When Westchester Co. NY proposed a mandatory use law, most of the bicycle community"spokespeople" offered support speaking of possible lives saved. It was the outsiders who tended to speak in opposition, and ultimately is was the police who killed it because they saw an enforcement nightmare.

If we look at places where there are mandatory use laws in the USA, we see many cities with active bicycle advocacy and often salaried bicycle advocates. Coincidence?

Originally Posted by njkayaker View Post
This is interesting (though, more detail is needed).

But it also is putting words in people's mouths by suggesting that all/every "bicycle advocates" has the same opinion (which is incorrect).

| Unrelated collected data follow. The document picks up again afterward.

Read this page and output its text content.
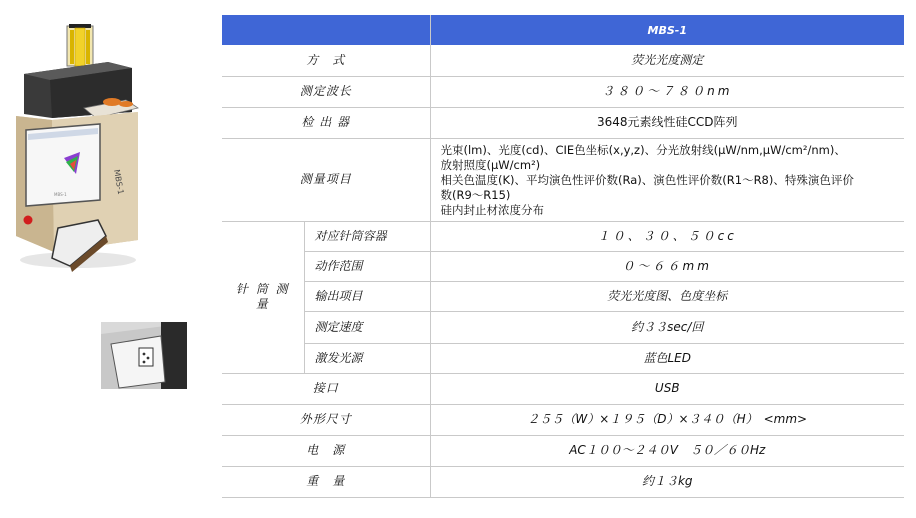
MBS-1	MBS-1
		MBS-1
方　式		荧光光度测定
测定波长		３８０～７８０nm
检 出 器		3648元素线性硅CCD阵列
测量项目		光束(lm)、光度(cd)、CIE色坐标(x,y,z)、分光放射线(μW/nm,μW/cm²/nm)、
放射照度(μW/cm²)
相关色温度(K)、平均演色性评价数(Ra)、演色性评价数(R1～R8)、特殊演色评价
数(R9～R15)
硅内封止材浓度分布

针 筒 测 量	对应针筒容器	１０、３０、５０cc
	动作范围	０～６６mm
	输出项目	荧光光度图、色度坐标
	测定速度	约３３sec/回
	激发光源	蓝色LED
接口		USB
外形尺寸		２５５（W）×１９５（D）×３４０（H）　<mm>
电　源		AC１００～２４０V　５０／６０Hz
重　量		约１３kg
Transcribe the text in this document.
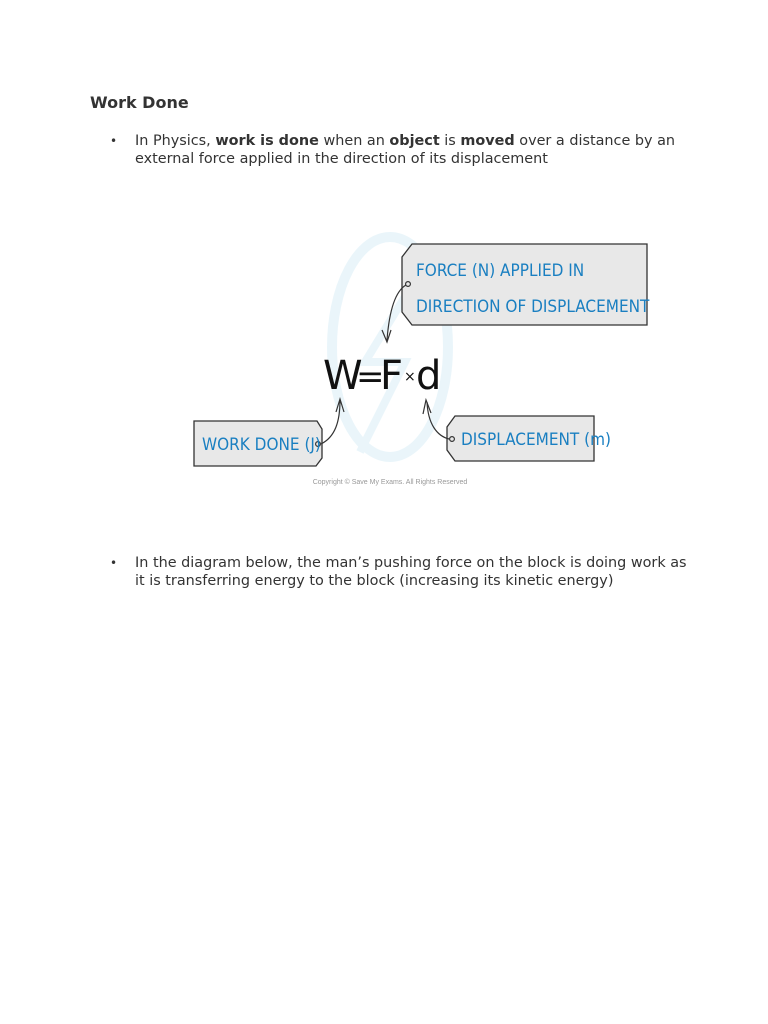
Work Done
• In Physics, work is done when an object is moved over a distance by an external force applied in the direction of its displacement
FORCE (N) APPLIED IN
DIRECTION OF DISPLACEMENT
WORK DONE (J)	DISPLACEMENT (m)
W
=
F × d
Copyright © Save My Exams. All Rights Reserved
• In the diagram below, the man’s pushing force on the block is doing work as it is transferring energy to the block (increasing its kinetic energy)
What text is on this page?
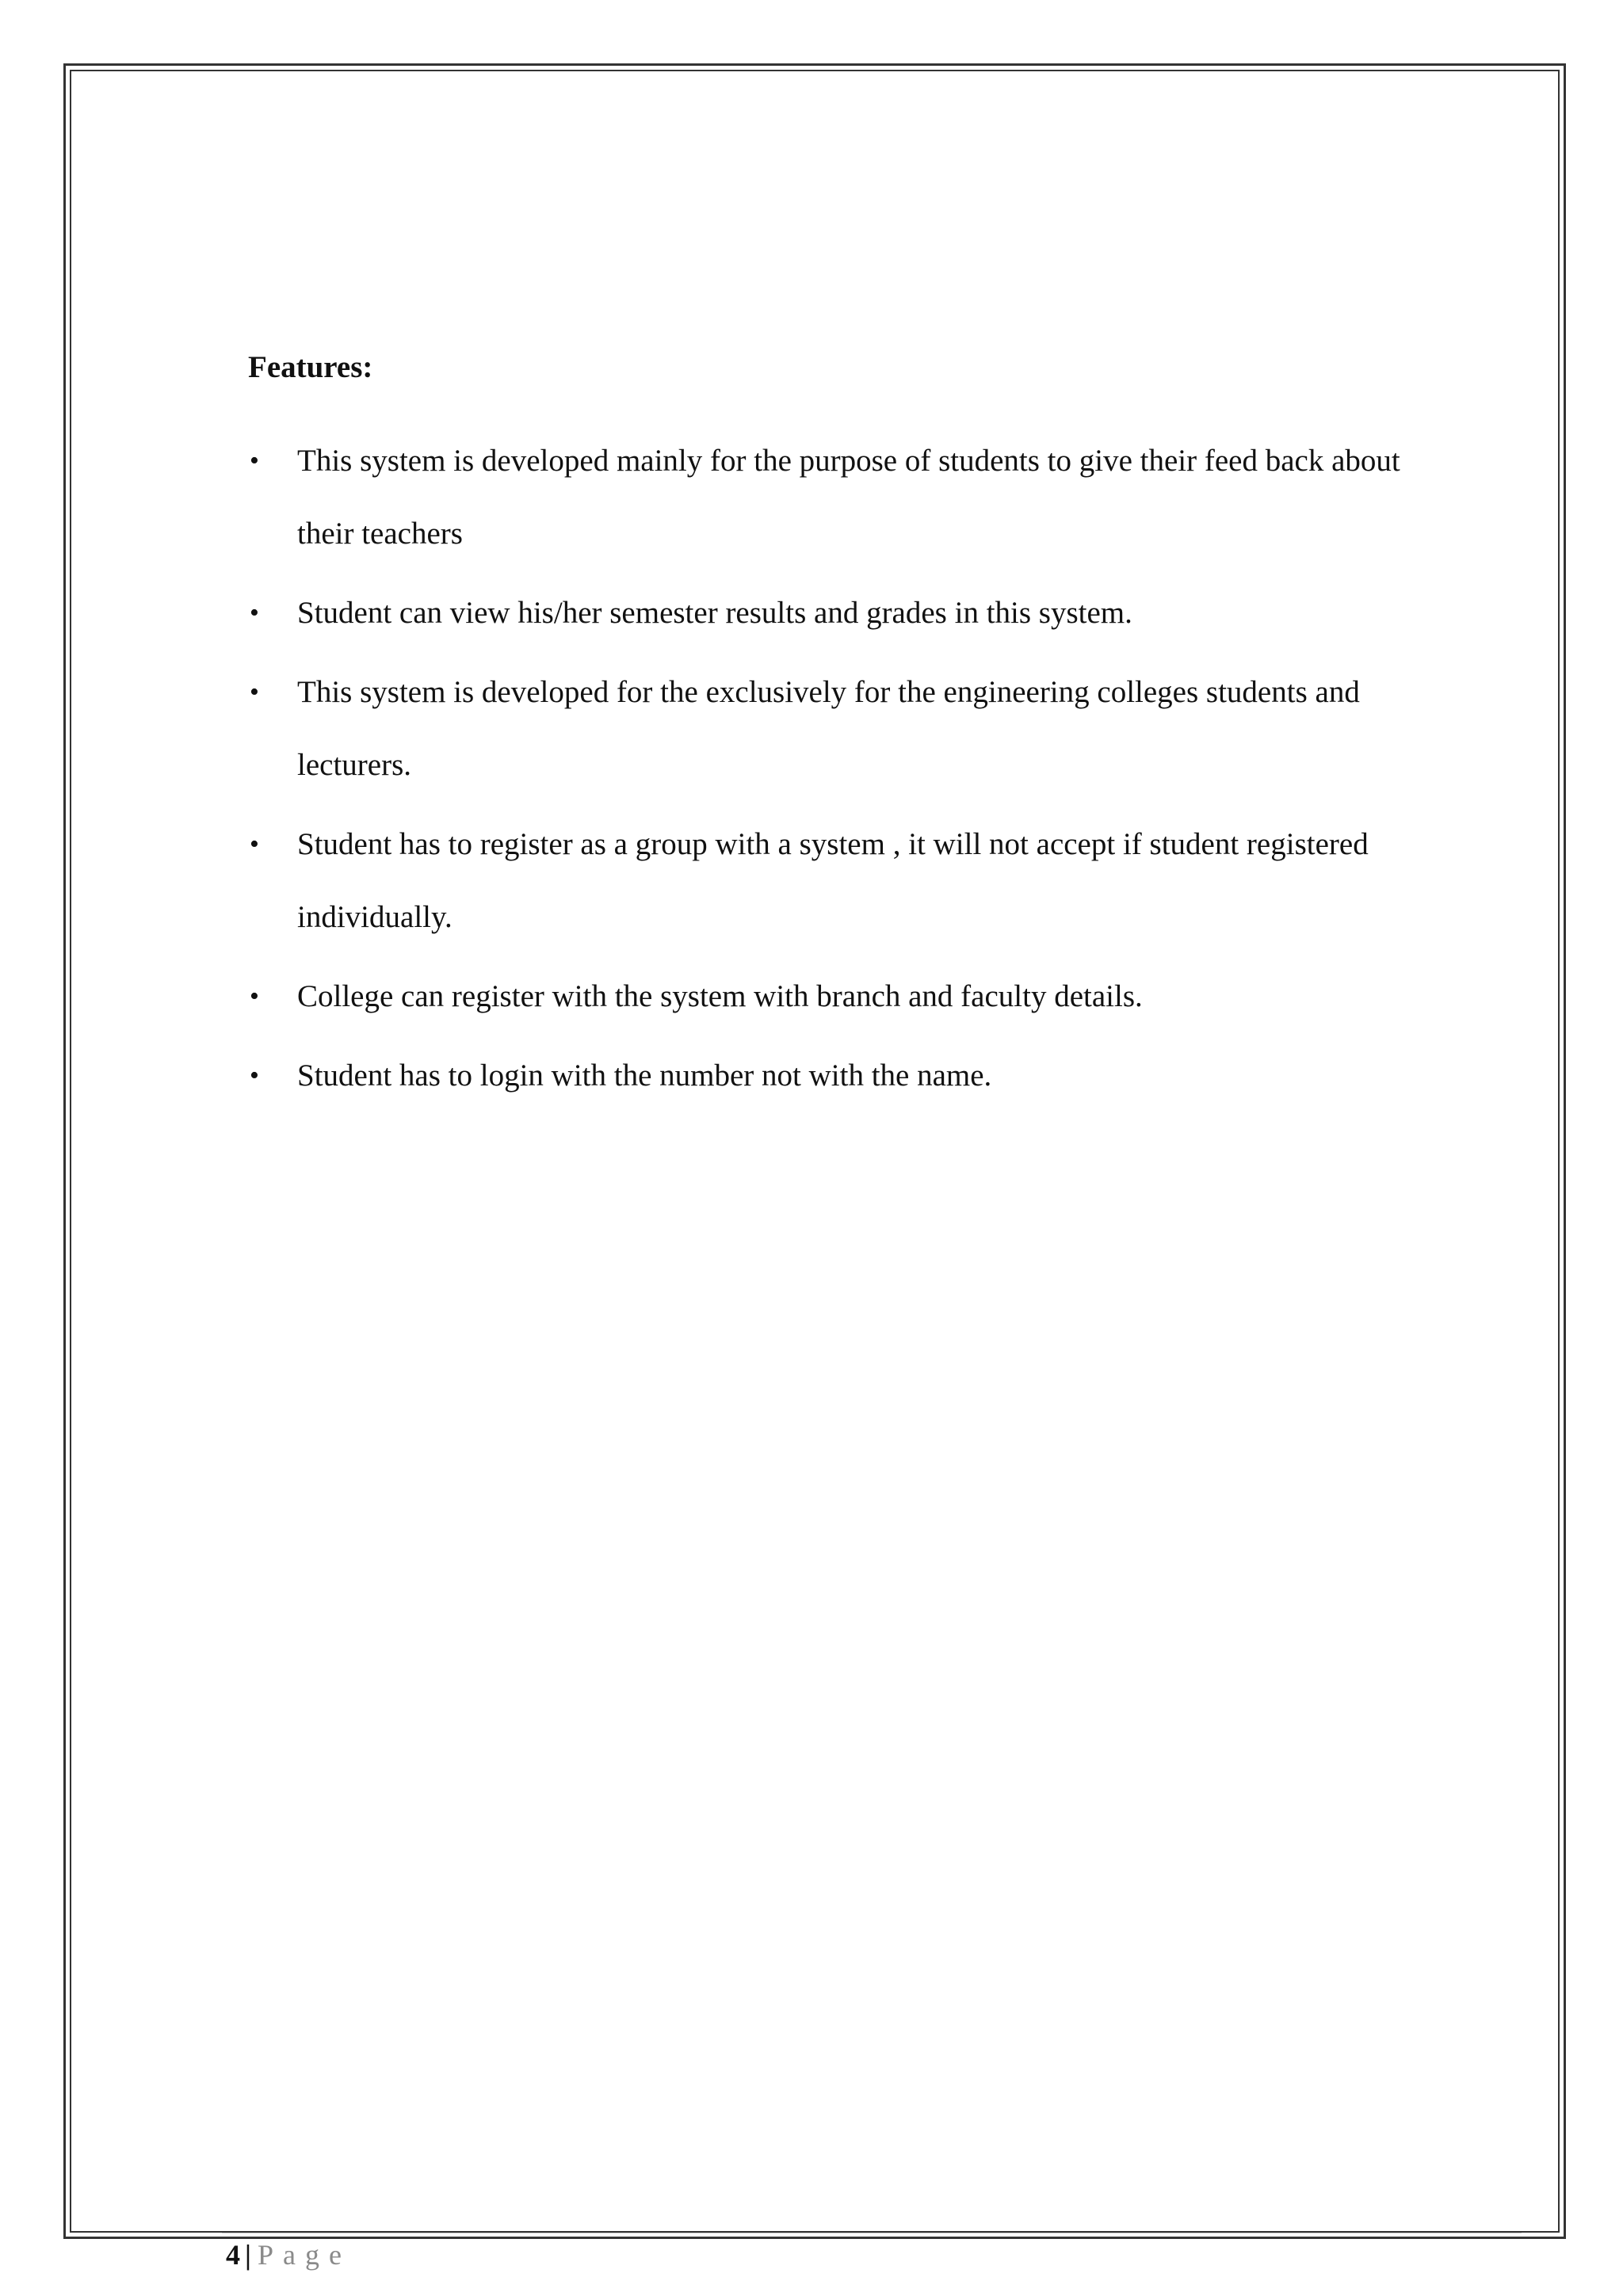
Features:
• This system is developed mainly for the purpose of students to give their feed back about their teachers
• Student can view his/her semester results and grades in this system.
• This system is developed for the exclusively for the engineering colleges students and lecturers.
• Student has to register as a group with a system , it will not accept if student registered individually.
• College can register with the system with branch and faculty details.
• Student has to login with the number not with the name.
4 | Page
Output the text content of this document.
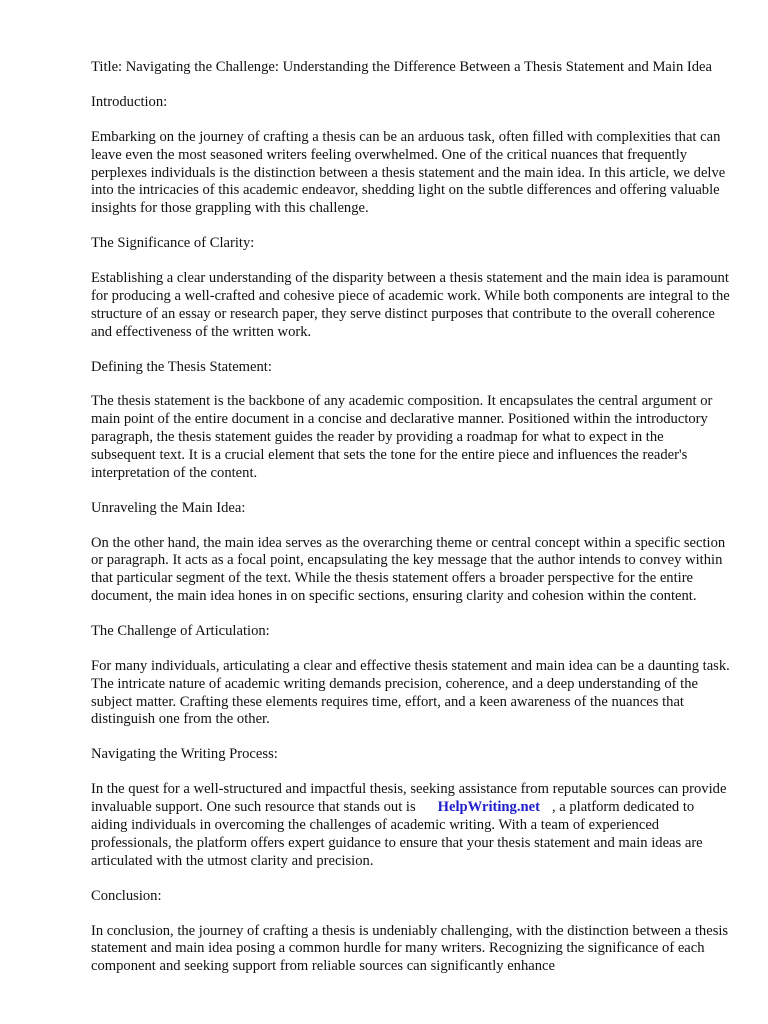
Title: Navigating the Challenge: Understanding the Difference Between a Thesis Statement and Main Idea

Introduction:

Embarking on the journey of crafting a thesis can be an arduous task, often filled with complexities that can leave even the most seasoned writers feeling overwhelmed. One of the critical nuances that frequently perplexes individuals is the distinction between a thesis statement and the main idea. In this article, we delve into the intricacies of this academic endeavor, shedding light on the subtle differences and offering valuable insights for those grappling with this challenge.

The Significance of Clarity:

Establishing a clear understanding of the disparity between a thesis statement and the main idea is paramount for producing a well-crafted and cohesive piece of academic work. While both components are integral to the structure of an essay or research paper, they serve distinct purposes that contribute to the overall coherence and effectiveness of the written work.

Defining the Thesis Statement:

The thesis statement is the backbone of any academic composition. It encapsulates the central argument or main point of the entire document in a concise and declarative manner. Positioned within the introductory paragraph, the thesis statement guides the reader by providing a roadmap for what to expect in the subsequent text. It is a crucial element that sets the tone for the entire piece and influences the reader's interpretation of the content.

Unraveling the Main Idea:

On the other hand, the main idea serves as the overarching theme or central concept within a specific section or paragraph. It acts as a focal point, encapsulating the key message that the author intends to convey within that particular segment of the text. While the thesis statement offers a broader perspective for the entire document, the main idea hones in on specific sections, ensuring clarity and cohesion within the content.

The Challenge of Articulation:

For many individuals, articulating a clear and effective thesis statement and main idea can be a daunting task. The intricate nature of academic writing demands precision, coherence, and a deep understanding of the subject matter. Crafting these elements requires time, effort, and a keen awareness of the nuances that distinguish one from the other.

Navigating the Writing Process:

In the quest for a well-structured and impactful thesis, seeking assistance from reputable sources can provide invaluable support. One such resource that stands out is HelpWriting.net , a platform dedicated to aiding individuals in overcoming the challenges of academic writing. With a team of experienced professionals, the platform offers expert guidance to ensure that your thesis statement and main ideas are articulated with the utmost clarity and precision.

Conclusion:

In conclusion, the journey of crafting a thesis is undeniably challenging, with the distinction between a thesis statement and main idea posing a common hurdle for many writers. Recognizing the significance of each component and seeking support from reliable sources can significantly enhance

There is lots of "bicycle advocacy" in NYC but no (adult) helmet law.
If it's true that mandatory helmet use is more prevalent where there is more active cycling advocacy, and I have no particular reason to doubt it, there is one reason which strikes me as likely. Advocating for helmet use is low-hanging fruit. It's a highly visible issue, emotionally charged, and contentious yet easily understood by most people. Passionately taking up the cause, representing themselves as understanding an issue where a good portion of people are uninformed or reckless in a particular detail, seems to be a prefered tactic for people wishing to present themselves as experts. I can see how that would be attractive for those wanting to advance themselves in advocacy, primarily a political endeavor.